Il s’en est passé, des choses, depuis le premier album, dis-je alors à Louis-Jean et David, revenu de sa clope. Je le redis à David en ce début d’octobre. C’est folk, c’est Chicago blues, c’est chanson poing en l’air, c’est ballade poignante, c’est des crescendo immenses et des riffs mitraillette. Et c’est tout le temps David Marin au superlatif. Ils ont réussi, Louis-Jean, Pierre et lui. Tout fonctionne, le pacing, les arrangements si libres de mouvement, les textes plus forts et plus saisissants que jamais. Oh ! qu’il s’en passe, des choses, en 43 minutes et demie !

 

« Je pense que j’étais rendu là, constate sans emphase David, du ton posé que je lui connais. J’ai quand même failli tout arrêter. Si je reprenais du service, c’était pour que ça paraisse.

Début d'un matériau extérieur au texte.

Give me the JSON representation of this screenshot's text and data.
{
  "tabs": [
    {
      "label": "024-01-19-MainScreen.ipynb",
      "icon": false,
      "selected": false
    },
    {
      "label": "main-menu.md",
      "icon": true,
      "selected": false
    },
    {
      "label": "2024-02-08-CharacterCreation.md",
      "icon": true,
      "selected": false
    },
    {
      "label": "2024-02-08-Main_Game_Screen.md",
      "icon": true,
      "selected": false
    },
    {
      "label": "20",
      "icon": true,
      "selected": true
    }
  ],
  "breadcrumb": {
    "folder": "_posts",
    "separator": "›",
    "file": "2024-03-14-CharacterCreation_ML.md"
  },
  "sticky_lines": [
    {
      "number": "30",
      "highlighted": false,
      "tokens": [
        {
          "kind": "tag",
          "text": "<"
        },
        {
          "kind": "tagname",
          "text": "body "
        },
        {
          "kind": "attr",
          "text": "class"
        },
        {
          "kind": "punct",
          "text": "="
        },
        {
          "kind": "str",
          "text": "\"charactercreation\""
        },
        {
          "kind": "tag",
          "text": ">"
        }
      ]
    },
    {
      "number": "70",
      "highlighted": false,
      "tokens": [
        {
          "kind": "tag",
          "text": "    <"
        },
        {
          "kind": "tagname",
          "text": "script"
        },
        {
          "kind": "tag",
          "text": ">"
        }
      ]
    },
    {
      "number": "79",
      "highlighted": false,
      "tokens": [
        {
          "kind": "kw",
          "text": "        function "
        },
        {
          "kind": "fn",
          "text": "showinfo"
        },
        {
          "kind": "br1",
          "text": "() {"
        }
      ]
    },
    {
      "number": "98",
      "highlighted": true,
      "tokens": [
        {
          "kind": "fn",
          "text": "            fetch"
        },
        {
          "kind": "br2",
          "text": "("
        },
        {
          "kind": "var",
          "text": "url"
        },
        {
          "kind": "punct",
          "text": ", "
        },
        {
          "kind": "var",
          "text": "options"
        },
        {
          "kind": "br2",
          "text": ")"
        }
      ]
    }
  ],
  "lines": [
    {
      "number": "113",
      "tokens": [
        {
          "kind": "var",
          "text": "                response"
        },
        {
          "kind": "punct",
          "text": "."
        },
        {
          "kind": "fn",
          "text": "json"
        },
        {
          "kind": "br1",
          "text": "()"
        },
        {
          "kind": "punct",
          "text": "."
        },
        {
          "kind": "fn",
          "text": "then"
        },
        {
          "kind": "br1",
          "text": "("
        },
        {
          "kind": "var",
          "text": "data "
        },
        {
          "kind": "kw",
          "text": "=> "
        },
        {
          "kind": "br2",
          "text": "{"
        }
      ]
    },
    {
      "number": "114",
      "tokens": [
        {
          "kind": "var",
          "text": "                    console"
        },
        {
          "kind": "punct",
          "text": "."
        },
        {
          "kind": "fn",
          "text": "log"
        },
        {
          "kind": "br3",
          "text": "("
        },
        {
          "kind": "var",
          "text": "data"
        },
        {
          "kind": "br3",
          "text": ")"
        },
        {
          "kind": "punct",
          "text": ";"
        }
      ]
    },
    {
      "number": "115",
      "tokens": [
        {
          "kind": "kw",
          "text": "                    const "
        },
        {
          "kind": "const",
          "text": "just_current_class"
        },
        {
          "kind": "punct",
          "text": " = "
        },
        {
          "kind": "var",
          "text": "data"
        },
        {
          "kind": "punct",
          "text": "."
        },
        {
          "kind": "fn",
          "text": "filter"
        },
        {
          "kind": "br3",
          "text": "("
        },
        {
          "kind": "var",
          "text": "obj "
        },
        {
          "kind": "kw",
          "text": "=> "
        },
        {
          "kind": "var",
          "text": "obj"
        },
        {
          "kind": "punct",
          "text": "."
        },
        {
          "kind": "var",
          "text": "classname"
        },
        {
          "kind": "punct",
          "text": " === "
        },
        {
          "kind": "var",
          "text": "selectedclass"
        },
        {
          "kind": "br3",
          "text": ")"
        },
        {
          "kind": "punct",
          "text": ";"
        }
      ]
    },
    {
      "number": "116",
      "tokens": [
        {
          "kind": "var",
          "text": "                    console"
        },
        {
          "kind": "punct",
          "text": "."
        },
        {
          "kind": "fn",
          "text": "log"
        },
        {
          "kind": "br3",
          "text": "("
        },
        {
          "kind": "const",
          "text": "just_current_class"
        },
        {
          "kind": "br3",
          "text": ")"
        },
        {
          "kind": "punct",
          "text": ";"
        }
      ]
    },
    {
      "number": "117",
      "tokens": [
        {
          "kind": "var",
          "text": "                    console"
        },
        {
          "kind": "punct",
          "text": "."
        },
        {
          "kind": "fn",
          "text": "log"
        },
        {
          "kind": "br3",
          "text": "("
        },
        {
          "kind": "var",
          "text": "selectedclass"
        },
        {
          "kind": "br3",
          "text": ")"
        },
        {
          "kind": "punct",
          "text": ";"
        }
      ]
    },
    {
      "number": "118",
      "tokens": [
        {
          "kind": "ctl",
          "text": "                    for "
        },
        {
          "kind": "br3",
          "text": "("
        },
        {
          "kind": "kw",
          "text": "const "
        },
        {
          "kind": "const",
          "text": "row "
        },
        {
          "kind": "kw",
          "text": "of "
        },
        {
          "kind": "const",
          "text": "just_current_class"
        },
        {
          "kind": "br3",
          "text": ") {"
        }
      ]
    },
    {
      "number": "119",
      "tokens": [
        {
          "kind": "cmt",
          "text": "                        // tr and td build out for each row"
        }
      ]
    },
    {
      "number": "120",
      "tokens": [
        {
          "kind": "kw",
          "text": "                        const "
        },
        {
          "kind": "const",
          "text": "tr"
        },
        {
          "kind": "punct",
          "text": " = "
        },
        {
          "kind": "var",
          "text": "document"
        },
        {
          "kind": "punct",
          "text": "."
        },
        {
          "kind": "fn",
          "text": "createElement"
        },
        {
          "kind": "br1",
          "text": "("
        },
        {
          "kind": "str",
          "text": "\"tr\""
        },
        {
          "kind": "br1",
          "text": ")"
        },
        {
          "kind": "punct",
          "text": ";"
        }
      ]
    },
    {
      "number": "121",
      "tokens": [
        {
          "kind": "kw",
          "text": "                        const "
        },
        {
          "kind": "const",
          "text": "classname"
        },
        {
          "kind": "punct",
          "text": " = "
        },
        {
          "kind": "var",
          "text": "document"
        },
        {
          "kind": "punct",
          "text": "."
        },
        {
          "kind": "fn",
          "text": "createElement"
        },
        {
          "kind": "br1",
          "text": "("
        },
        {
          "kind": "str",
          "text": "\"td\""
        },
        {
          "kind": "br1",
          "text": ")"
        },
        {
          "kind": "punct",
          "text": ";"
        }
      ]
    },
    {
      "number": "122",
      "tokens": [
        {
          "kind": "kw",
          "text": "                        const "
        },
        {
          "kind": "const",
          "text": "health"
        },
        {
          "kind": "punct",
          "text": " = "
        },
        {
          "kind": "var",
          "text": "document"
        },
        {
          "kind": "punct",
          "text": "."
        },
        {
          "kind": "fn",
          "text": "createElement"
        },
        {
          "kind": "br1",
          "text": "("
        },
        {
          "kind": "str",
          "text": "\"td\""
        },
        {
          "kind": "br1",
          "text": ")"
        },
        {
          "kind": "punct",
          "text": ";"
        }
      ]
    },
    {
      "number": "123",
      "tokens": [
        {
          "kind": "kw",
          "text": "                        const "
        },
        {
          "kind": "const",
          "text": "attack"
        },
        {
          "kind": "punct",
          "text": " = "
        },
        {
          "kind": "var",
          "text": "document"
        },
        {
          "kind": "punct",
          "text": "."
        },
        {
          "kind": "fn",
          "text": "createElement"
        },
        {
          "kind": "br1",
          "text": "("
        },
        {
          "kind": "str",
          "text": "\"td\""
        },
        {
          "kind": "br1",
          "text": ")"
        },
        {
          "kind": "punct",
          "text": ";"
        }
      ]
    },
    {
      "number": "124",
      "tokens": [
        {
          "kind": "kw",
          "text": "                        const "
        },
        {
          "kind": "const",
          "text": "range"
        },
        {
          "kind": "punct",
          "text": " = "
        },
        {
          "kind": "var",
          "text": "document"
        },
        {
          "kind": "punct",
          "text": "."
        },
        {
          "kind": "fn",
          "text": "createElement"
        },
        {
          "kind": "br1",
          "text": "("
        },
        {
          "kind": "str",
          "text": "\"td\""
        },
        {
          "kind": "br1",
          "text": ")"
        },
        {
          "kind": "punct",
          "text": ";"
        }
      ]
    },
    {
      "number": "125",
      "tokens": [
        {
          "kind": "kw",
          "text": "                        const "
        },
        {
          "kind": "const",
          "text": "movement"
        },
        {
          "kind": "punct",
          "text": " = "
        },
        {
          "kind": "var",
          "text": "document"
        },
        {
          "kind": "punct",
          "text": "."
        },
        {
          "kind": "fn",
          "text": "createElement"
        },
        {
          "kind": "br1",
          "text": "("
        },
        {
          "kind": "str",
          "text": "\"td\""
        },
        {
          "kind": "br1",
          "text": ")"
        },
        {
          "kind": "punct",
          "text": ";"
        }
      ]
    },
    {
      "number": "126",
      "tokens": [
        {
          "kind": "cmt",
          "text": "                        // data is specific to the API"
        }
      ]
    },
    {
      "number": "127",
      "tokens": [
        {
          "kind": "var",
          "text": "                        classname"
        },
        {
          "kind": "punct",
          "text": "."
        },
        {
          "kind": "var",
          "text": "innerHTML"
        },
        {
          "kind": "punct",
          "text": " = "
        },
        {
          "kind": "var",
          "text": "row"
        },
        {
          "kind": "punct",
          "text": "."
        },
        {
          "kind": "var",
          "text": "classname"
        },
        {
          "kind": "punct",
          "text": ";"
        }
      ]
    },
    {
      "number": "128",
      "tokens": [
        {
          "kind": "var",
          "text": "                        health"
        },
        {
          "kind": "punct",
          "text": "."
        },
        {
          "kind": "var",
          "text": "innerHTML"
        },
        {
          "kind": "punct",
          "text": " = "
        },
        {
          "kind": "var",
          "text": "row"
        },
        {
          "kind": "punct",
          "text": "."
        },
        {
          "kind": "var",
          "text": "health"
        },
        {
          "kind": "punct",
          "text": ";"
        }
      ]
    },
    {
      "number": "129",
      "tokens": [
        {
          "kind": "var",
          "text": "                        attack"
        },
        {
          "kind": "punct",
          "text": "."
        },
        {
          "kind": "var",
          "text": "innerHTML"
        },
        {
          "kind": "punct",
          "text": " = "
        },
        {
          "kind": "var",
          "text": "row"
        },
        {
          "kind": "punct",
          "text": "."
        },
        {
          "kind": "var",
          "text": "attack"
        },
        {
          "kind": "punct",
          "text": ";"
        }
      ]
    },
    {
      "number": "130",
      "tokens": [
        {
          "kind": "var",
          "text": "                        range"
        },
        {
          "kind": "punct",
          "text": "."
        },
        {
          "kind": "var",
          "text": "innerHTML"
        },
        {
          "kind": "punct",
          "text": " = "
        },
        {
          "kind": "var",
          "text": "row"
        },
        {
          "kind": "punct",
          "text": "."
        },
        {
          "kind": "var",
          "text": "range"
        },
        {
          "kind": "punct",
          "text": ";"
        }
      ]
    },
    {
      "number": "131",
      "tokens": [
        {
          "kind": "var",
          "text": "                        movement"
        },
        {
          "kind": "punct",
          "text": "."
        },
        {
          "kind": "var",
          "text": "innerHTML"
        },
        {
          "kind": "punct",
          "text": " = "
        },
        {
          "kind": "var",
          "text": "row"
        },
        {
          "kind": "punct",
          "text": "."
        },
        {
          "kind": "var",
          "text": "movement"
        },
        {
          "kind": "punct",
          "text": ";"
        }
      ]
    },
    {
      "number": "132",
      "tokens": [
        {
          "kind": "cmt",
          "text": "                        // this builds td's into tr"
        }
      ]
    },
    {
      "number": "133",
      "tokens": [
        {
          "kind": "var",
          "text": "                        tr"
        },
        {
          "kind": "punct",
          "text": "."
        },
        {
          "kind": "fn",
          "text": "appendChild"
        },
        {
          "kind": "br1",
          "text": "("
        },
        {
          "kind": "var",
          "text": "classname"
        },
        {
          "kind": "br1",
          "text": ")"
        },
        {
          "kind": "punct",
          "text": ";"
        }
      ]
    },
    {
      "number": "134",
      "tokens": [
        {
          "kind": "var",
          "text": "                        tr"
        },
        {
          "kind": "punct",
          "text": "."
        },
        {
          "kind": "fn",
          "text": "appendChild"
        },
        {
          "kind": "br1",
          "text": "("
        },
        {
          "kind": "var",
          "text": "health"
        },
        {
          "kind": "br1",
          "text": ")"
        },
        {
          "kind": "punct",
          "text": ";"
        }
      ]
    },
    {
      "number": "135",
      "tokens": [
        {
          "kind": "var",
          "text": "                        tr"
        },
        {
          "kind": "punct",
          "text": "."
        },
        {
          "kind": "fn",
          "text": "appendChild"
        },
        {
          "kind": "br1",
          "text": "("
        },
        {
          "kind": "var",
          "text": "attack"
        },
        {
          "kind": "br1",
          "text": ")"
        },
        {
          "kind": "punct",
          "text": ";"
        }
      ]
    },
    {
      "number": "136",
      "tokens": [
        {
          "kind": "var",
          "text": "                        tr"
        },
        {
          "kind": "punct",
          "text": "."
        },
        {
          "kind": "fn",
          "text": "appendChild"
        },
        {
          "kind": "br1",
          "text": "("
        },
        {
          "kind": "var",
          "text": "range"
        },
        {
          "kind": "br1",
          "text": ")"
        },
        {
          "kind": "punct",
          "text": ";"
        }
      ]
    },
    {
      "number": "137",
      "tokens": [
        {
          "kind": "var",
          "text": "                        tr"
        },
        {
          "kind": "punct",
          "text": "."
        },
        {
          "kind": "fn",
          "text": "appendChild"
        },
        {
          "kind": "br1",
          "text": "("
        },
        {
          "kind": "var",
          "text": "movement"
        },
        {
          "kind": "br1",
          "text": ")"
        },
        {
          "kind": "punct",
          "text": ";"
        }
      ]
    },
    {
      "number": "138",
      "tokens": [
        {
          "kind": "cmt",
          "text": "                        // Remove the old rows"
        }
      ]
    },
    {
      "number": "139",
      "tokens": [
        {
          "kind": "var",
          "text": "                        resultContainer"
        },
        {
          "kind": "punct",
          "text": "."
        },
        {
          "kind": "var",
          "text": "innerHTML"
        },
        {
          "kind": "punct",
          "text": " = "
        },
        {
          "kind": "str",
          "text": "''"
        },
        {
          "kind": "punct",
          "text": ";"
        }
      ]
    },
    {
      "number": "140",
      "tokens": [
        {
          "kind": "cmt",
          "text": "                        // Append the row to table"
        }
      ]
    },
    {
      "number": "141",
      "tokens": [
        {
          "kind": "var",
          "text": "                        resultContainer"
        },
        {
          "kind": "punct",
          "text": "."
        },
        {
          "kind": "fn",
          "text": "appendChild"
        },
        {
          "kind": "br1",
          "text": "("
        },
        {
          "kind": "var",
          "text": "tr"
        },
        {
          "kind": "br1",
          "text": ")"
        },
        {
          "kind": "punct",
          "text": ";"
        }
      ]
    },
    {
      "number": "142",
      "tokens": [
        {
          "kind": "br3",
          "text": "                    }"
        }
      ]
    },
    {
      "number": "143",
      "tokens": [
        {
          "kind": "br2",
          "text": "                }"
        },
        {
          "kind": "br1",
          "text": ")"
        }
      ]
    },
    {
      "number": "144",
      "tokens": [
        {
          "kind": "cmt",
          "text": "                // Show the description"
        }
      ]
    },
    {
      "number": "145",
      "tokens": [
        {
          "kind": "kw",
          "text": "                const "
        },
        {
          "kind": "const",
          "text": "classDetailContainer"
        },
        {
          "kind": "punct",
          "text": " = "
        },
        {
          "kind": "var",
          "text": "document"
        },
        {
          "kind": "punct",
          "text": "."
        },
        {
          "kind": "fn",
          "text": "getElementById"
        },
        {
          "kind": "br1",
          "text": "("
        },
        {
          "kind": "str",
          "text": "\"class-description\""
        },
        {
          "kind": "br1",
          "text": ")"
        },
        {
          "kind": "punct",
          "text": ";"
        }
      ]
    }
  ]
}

Je pense qu’on est entrés dans le projet en se disant : on y va ! Et chacun a compris que par bouts, moi qui doute beaucoup, j’étais pas toujours le mieux placé pour me mettre à l’avant. Alors, on a fait l’album à trois, à géométrie variable, des fois tous ensemble, des fois à deux, des fois Louis-Jean qui faisait de son bord un trip de guit’, des fois Pierre qui se lâchait sur la caisse claire comme un fou. On s’est fait confiance, pour le bien de l’album, pour mon bien ! Tu parles d’un gars chanceux ! »

 

Pour À côté d’la track, en 2008, Louis-Jean avait coréalisé « autour » de David : habillage pas trop coloré autour des chansons folk pleines de jeux de mots d’un auteur-compositeur-interprète extrêmement doué. Discrétion volontaire, excellent album au demeurant, mais pas le type d’album qui te sautait au visage. Fallait s’y rendre. Ce coup-ci, ils ont tout mis. Tout ce que Louis-Jean a appris chez Karkwa, avec les 12 hommes, en solo, auprès d’une Lisa LeBlanc. Pierre Fortin a été le batteur inventif qu’il avait été sur l’album Tu m’intimides de Mara Tremblay (« personne ne fait des roulements comme lui… », note David, admiratif). Et David Marin a canalisé ce don qu’il a de faire résonner les mots.

 

Vide et rempli

 

« Après l’année de rien qui a suivi les derniers shows, en 2010, je me trouvais vide, pas d’inspiration, rien à dire, j’avais (et j’ai) toujours ma job de jour, et puis les enfants poussaient. Et puis il y a eu les tournées des 12 hommes rapaillés. Un privilège. La première fois, j’ai remplacé Michel Faubert, qui était en Europe avec les Charbonniers. Une autre fois, c’est Vincent [Vallières] qui pouvait pas, Martin Léon. C’était quasiment impossible d’avoir les mêmes douze personnes deux shows de suite. » On ne chante pas du Miron sans que ça vous remue les intérieurs. « Tous ceux qui ont passé par l’aventure Miron, quand ils se sont retrouvés avec leur crayon devant leur feuille, ils ont accusé le coup. Ça part tellement d’une émotion franche, puissamment poétique. Après ça, la rime peut agrémenter, mais il y a quelque chose de viscéral. Tu peux pas te trouver bon à faire tes jeux de mots après ça. Faut que tu rouvres. Faut que tu dises ta vérité. »

 

Et il s’est trouvé que la tournée du deuxième album des rapaillés a coïncidé avec le printemps érable. « Le premier show parlait surtout de désir, de la femme. La marche à l’amour. Mais le deuxième show avait le poing en l’air. J’ai été profondément remué par ce qui se passait. Ces jeunes-là, ils manifestaient pour mes enfants, pour l’avenir. Moi qui avais quand même été un peu désabusé après le deuxième référendum, je suis allé rejoindre une manif de soir et ça m’a fait du bien. » Pas longtemps après, il était dans la petite église de Gaspé, en train d’enregistrer des chansons, en finalisant certaines, en créant d’autres. Inspiré, à nouveau. Rapaillé. « Je suis parti de Miron, de la rue. Tout était lié. »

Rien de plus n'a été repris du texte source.